TCP vs UDP Connection Differences | Generated by AI
You’ve got the right intuition! Let me clarify the key differences:
TCP Connection
When a TCP connection is established (via the 3-way handshake), both sides maintain state information about each other:
What each side stores:
- Remote IP address and port (who am I talking to?)
- Local IP address and port (my endpoint)
- Sequence numbers (for ordering and reliability)
- Window sizes (for flow control)
- Connection state (ESTABLISHED, CLOSING, etc.)

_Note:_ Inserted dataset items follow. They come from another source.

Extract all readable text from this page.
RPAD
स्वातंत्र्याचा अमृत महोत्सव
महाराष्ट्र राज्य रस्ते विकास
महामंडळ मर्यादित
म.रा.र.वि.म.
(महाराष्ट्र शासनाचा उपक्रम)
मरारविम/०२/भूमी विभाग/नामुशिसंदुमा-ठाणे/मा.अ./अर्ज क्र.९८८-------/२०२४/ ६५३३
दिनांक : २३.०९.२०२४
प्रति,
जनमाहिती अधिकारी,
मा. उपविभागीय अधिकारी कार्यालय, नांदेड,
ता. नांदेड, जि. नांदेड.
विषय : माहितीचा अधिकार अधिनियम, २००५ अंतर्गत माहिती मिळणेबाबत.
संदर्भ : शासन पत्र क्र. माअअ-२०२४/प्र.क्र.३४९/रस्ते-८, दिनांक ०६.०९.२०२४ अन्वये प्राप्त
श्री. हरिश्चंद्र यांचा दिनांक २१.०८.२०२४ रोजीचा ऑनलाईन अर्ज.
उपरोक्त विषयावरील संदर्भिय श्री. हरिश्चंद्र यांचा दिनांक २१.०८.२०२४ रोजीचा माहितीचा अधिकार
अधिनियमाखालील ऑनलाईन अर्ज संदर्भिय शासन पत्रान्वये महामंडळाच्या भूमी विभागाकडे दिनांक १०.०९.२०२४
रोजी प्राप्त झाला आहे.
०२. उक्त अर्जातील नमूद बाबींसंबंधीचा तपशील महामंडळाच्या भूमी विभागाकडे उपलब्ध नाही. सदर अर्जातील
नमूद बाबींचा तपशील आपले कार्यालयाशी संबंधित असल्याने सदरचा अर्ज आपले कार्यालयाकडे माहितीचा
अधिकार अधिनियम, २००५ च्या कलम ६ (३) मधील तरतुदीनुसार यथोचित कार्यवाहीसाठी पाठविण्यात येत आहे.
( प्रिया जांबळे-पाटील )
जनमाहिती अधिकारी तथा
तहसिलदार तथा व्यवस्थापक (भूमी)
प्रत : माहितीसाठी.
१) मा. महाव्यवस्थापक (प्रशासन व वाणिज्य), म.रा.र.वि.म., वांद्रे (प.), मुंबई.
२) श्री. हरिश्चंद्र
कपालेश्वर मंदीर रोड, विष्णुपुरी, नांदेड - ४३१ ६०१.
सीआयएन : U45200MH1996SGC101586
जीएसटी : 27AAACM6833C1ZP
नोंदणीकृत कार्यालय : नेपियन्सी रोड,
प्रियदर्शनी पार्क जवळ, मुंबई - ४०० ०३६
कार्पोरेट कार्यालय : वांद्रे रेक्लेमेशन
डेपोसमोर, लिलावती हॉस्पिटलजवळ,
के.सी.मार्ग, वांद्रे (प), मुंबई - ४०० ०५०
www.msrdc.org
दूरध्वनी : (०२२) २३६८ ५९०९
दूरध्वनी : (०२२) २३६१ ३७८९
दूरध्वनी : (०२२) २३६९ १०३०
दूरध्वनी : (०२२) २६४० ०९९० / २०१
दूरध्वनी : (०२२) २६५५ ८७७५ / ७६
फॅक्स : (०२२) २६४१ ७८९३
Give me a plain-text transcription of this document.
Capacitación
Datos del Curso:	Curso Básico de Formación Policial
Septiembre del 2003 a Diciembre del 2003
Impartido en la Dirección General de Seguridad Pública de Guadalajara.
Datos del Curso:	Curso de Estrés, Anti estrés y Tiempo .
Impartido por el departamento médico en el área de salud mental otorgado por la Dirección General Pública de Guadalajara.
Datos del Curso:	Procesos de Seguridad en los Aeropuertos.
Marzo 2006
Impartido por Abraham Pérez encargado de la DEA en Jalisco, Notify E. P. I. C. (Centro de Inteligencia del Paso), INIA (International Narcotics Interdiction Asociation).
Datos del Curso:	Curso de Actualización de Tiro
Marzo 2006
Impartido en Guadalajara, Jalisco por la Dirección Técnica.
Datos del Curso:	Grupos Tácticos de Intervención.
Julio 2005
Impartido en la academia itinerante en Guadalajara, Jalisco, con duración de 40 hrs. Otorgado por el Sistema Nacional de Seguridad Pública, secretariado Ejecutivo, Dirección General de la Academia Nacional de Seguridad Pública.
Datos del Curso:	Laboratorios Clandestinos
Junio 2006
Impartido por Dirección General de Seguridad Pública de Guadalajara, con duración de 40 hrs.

So yes, “connected” means both client and server have allocated memory and resources to track this specific conversation. They know about each other and maintain this relationship until the connection is closed.
UDP - No Connection
UDP is connectionless. There’s no handshake, no stored state:
- The client just sends a packet to an IP:port
- The server receives it and processes it
- Neither side maintains any relationship information
- Each packet is independent
- Very lightweight - no memory overhead per “connection”
The Key Difference
TCP: “Hello, I’m Client X. Let’s talk. Here’s my info, I have yours. We’re now connected.” → Stateful
UDP: “Here’s a packet for address Y:port Z” → Fire and forget → Stateless
You’re absolutely right that UDP is much more lightweight because there’s no connection state to maintain, no buffers to manage, and no acknowledgments to track. The tradeoff is that TCP provides reliability, ordering, and flow control, while UDP provides speed and simplicity.